Dorian’s life degenerates into something that cannot be described any other way but despicable. He is the cause of more suicides; he commits adultery and murder. He becomes a collector of beautiful things, jewels and tapestries and instruments, while he allow his soul to wither. The final stage of his moral deterioration is symbolized and influenced by a little yellow book gifted to him by Lord Henry. The book describes the sins of a young French man. Dorian’s favorite chapter is a running description of wicked things portrayed in beautiful ways.
Over and over again Dorian used to read the fantastic chapter . . .in which, as in some curious tapestries are cunningly wrought enamels, or picture the awful and beautiful forms of those whom vice and blood and weariness had made monstrous or mad: Filippo, Duke of Milan, who slew his wife, and painted her lips with a scarlet poison that her lover might suck deaths from the dead thing he fondled . . . Gian Maria Visconti, who used hounds to chase living men, and whose murdered body was covered with roses by a harlot who had love him (Wilde, 149).
. . .Ad infinitum, but the reader gets the point. Evil is ensconced in beauty, it becomes a pleasure, a temptation to be fulfilled.
By the end of the story, Dorian’s transgressions have caught up with him. His hand in the deaths of his dear friends, the hatred of society towards him, have driven him to paranoia and opiates. He is faced with guilt, or at least a sense of ‘wrongness’ in what he has done. He finds himself where we knew it must end, in front of his portrait, the ghastly representation of his soul. He is in pain by the emotions the ugliness of his very being has flung upon him. He takes a knife to slash the effigy, and, through some psychological twist, lands the knife not in the canvas, but into his own heart.

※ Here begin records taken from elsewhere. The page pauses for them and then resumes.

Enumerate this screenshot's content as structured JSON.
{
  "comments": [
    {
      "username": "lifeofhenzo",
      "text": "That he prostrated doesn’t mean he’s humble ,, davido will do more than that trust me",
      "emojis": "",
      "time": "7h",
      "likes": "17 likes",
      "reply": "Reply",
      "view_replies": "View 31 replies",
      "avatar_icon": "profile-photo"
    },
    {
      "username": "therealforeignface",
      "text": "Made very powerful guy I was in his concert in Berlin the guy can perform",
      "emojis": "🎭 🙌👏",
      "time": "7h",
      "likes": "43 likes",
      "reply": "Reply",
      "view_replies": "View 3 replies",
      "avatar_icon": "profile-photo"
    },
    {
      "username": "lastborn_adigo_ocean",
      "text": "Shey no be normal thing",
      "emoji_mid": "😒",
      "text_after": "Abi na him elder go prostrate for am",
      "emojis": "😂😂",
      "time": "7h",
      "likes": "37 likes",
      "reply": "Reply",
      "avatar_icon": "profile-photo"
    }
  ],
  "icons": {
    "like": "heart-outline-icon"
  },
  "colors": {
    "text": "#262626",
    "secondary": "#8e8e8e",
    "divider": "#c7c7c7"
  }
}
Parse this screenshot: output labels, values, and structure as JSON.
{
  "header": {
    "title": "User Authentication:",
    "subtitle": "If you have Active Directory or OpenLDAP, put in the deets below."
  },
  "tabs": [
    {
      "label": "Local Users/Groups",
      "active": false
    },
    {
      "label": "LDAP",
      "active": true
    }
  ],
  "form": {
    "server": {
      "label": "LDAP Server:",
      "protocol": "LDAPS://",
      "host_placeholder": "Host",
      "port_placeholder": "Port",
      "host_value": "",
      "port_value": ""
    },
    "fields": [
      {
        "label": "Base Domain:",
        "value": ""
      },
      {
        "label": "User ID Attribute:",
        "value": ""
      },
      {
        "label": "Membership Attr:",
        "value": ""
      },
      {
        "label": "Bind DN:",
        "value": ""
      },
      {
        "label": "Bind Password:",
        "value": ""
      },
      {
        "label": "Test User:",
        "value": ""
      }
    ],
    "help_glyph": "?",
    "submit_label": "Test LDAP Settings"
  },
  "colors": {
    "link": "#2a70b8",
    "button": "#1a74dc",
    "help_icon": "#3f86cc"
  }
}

Wilde, though a proponent of the Aesthetic cause, clearly ends his novel with an illustration of Aestheticism’s failure in Dorian life. It could be that man cannot live completely without morals. It could be describing the dedication to beauty that one must have to succeed in life; Dorian doubted the premise for a minute and his life ended in tragedy. Either way, it is apparent that Dorian’s brand of Aestheticism was incompatible with not only the society he lived within, but with the intrinsic qualities of human nature. Whether it is a philosophical flaw or not, we must, as human, projects emotions into what we see, do or experience. It is what makes us sentient, emotional and moral beings. They may mar our outlook on a world of pleasure but, even in the face of utter beauty, morals are, apparently, inescapable.